O governador do Distrito Federal, Ibaneis Rocha (MDB), que sancionou o projeto de lei, discorda do entendimento das entidades. “Houve processo legislativo absolutamente hígido e, por essa razão, (o governador) pugna pela improcedência da ação direta de inconstitucionalidade”, explicou por meio da assessoria. Ele alega que a questão passou por um estudo técnico, pela Comissão de Constituição e Justiça (CCJ) da CLDF e pelo Ministério Público do Distrito Federal e Territórios (MPDFT).
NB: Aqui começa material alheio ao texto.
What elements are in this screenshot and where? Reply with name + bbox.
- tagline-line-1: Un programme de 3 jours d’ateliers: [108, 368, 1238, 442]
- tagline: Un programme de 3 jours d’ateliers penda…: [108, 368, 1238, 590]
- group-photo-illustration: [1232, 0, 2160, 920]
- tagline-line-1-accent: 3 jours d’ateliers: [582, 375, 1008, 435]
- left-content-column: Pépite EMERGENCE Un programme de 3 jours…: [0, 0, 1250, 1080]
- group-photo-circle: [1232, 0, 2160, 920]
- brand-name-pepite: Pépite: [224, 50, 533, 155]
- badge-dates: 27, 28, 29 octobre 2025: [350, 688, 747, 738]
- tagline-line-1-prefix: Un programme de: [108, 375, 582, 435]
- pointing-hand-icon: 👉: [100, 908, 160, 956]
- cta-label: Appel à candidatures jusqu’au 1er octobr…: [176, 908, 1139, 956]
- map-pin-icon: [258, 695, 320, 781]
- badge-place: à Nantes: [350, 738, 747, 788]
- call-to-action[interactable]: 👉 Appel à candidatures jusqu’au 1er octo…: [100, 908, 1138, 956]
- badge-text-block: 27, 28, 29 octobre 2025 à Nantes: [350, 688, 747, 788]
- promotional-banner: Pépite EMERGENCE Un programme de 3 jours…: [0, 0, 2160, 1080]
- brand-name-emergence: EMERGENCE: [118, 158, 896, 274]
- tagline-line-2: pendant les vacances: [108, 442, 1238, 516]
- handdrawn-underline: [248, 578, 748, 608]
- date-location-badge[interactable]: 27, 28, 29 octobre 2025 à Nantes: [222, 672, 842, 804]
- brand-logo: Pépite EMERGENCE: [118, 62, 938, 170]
“Há, portanto, sólida fundamentação jurídica para rebater a acusação de que a norma fere o Estatuto da Criança e do Adolescente, o que acredito que será feito agora pela CLDF frente ao TJDFT”, acrescenta.
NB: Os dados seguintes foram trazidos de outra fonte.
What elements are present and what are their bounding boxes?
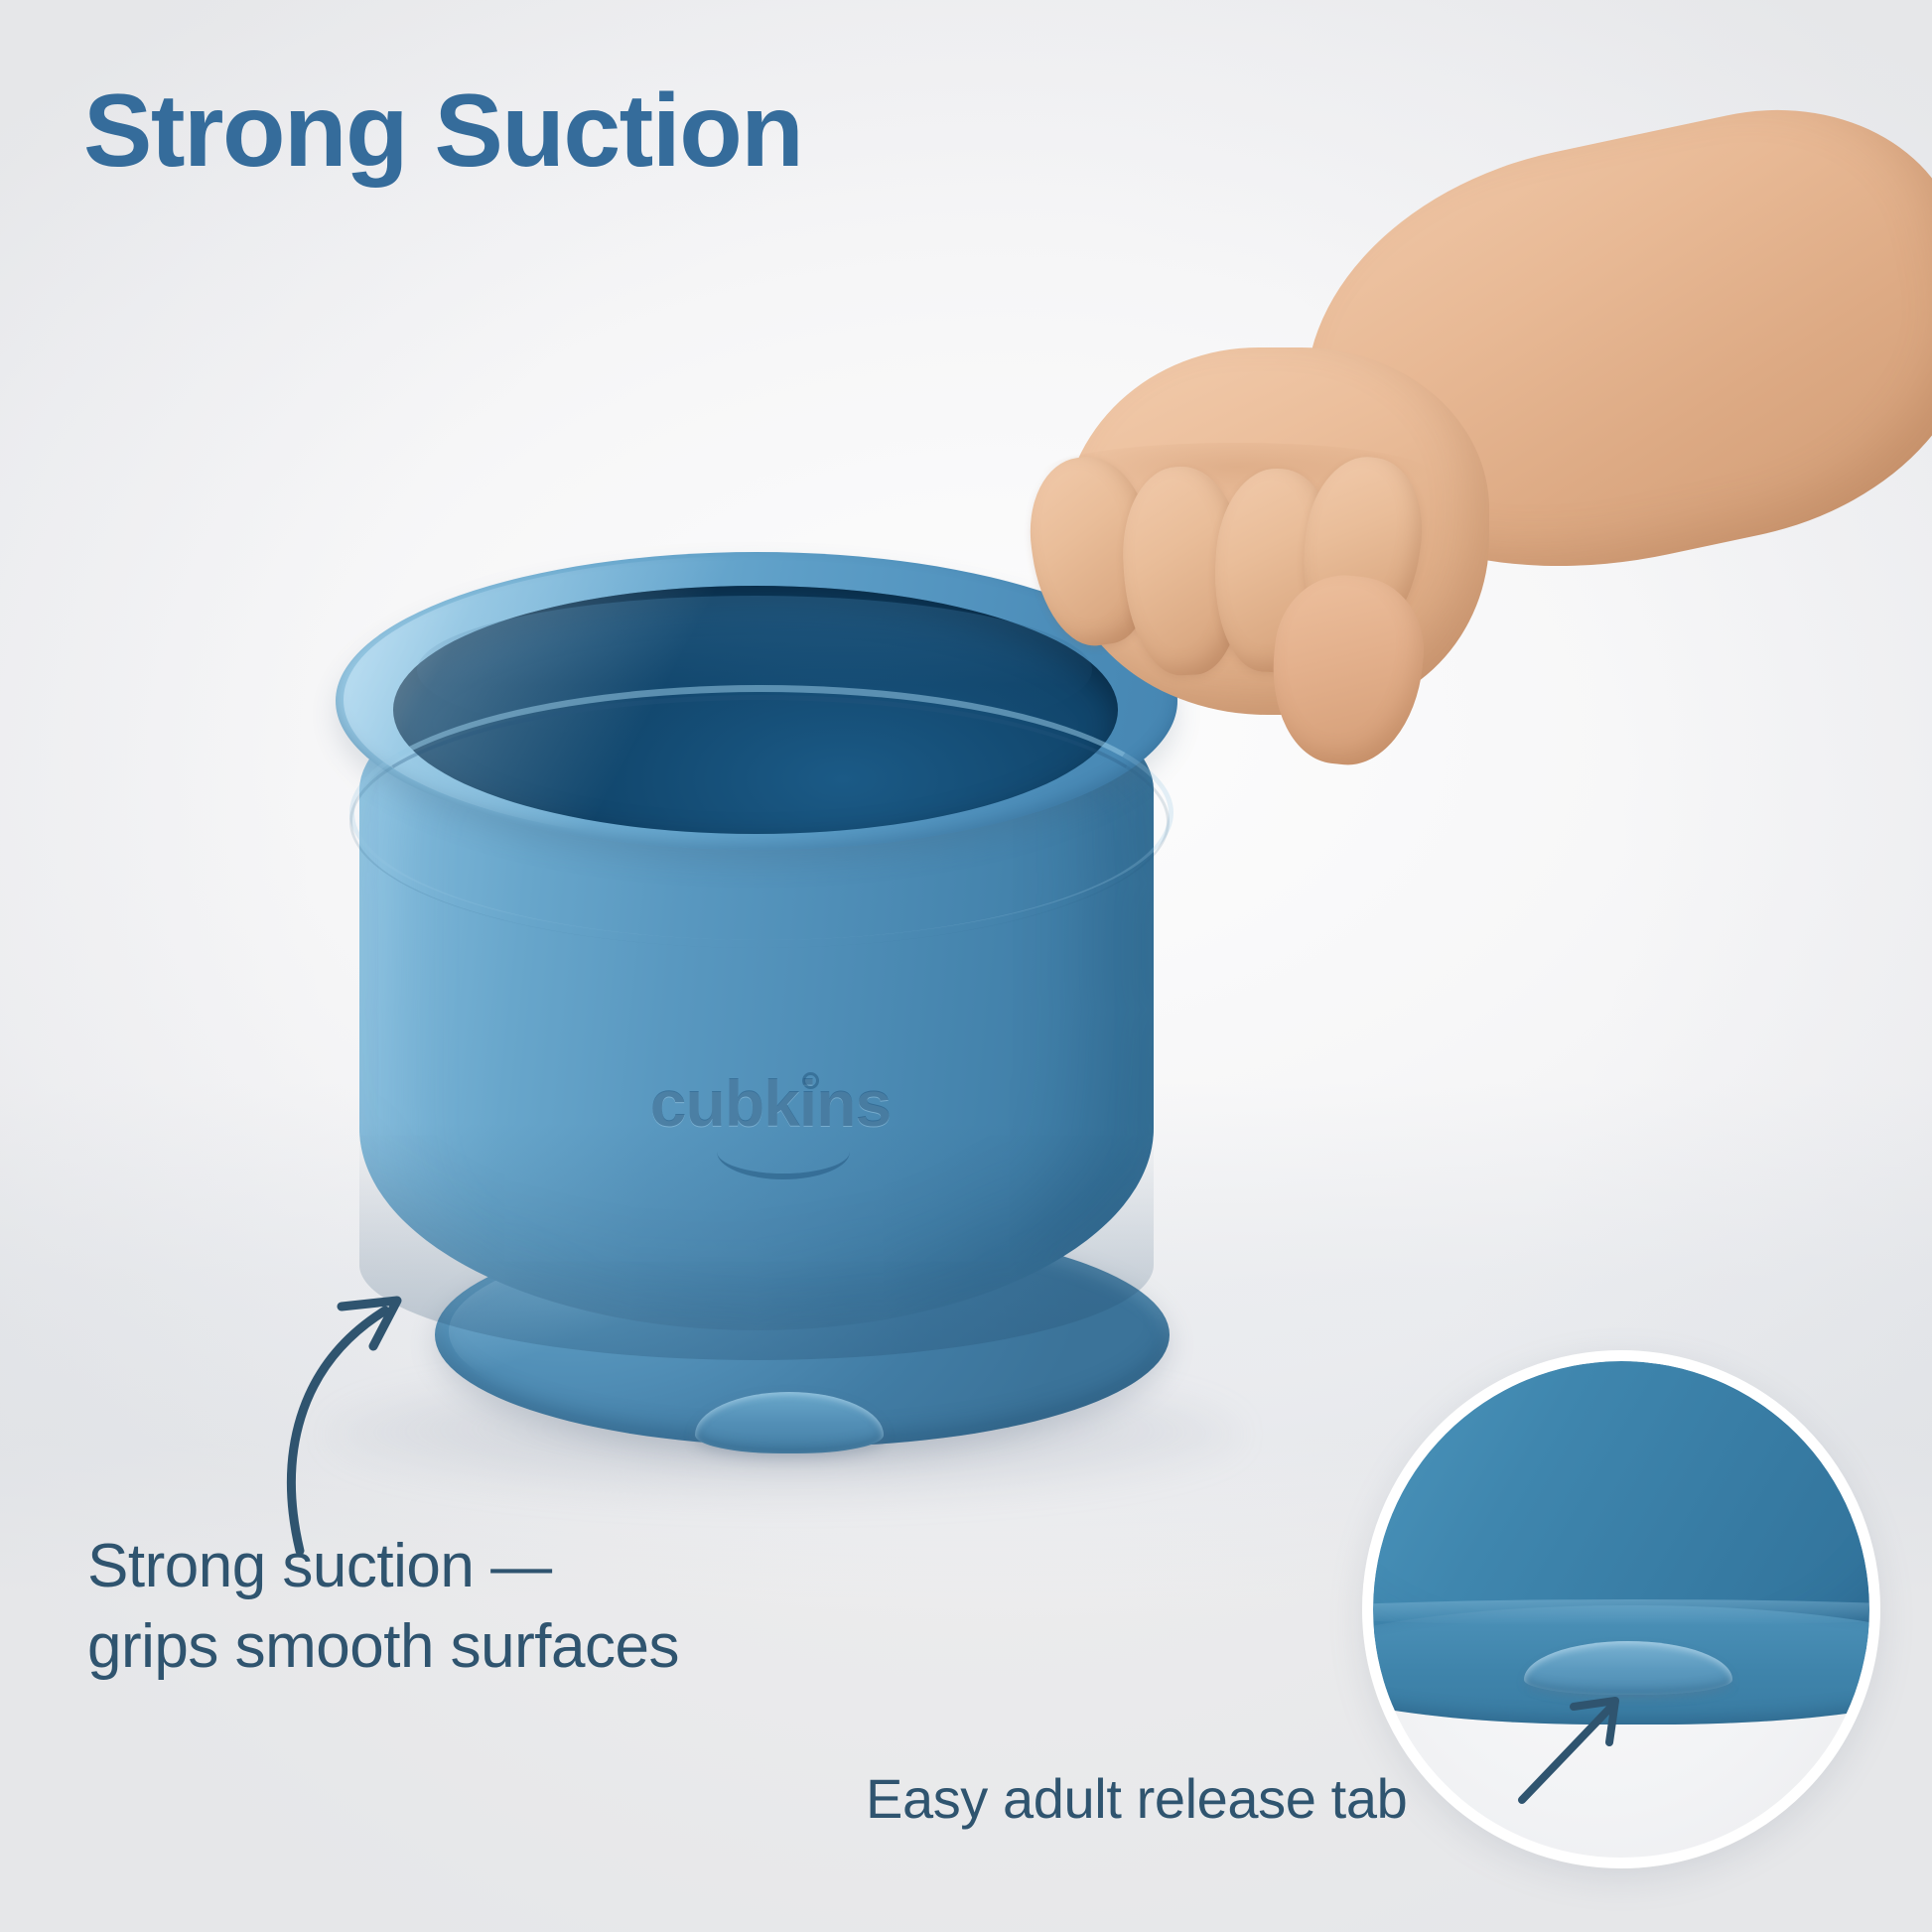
suction-caption-line-1: Strong suction — [87,1527,842,1607]
magnified-inset [1362,1350,1880,1868]
suction-caption-line-2: grips smooth surfaces [87,1607,842,1688]
inset-caption: Easy adult release tab [866,1765,1407,1832]
page-title: Strong Suction [83,77,802,186]
product-feature-image: Strong Suction cubkins Strong suction — … [0,0,1932,1932]
baby-hand [1003,159,1932,774]
inset-clip [1373,1361,1869,1858]
suction-caption: Strong suction — grips smooth surfaces [87,1527,842,1687]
Apesar de o homeachooling ser uma modalidade opcional, a União Brasileira de Estudantes Secundaristas (Ubes) reclama que algumas famílias não possuem estrutura para manter uma educação domiciliar. “Vai faltar estrutura para todos. As escolas são mais bem estruturadas e têm um currículo mais bem planejado do que as escolas domésticas. Em casa falta: local adequado, internet de qualidade, livro, computador e, muitas vezes, alimentação.”

A Ubes acredita ainda que a modalidade prejudica o perfil socioemocional do aluno.  “O estudantes não vivenciarão viagens e projetos da escola ou da turma, almoçar com os amigos, participar de dinâmicas e outras experiências escolares”.

Exames internacionais

O Brasil obteve números preocupantes no Programa Internacional de Avaliação de Estudantes (Pisa, na sigla em inglês), em 2018. O programa avalia a qualidade da educação em 79 países membros e associados da OCDE (Organização para a Cooperação e Desenvolvimento Econômico).

Em leitura, os estudantes brasileiros ficaram na 57ª posição entre 77. O país alcançou o 70º lugar entre 78 em matemática. Em ciências, o 66º posto de 78 avaliações. O Pisa é realizado a cada três anos. A avaliação ocorrerá novamente em 2021.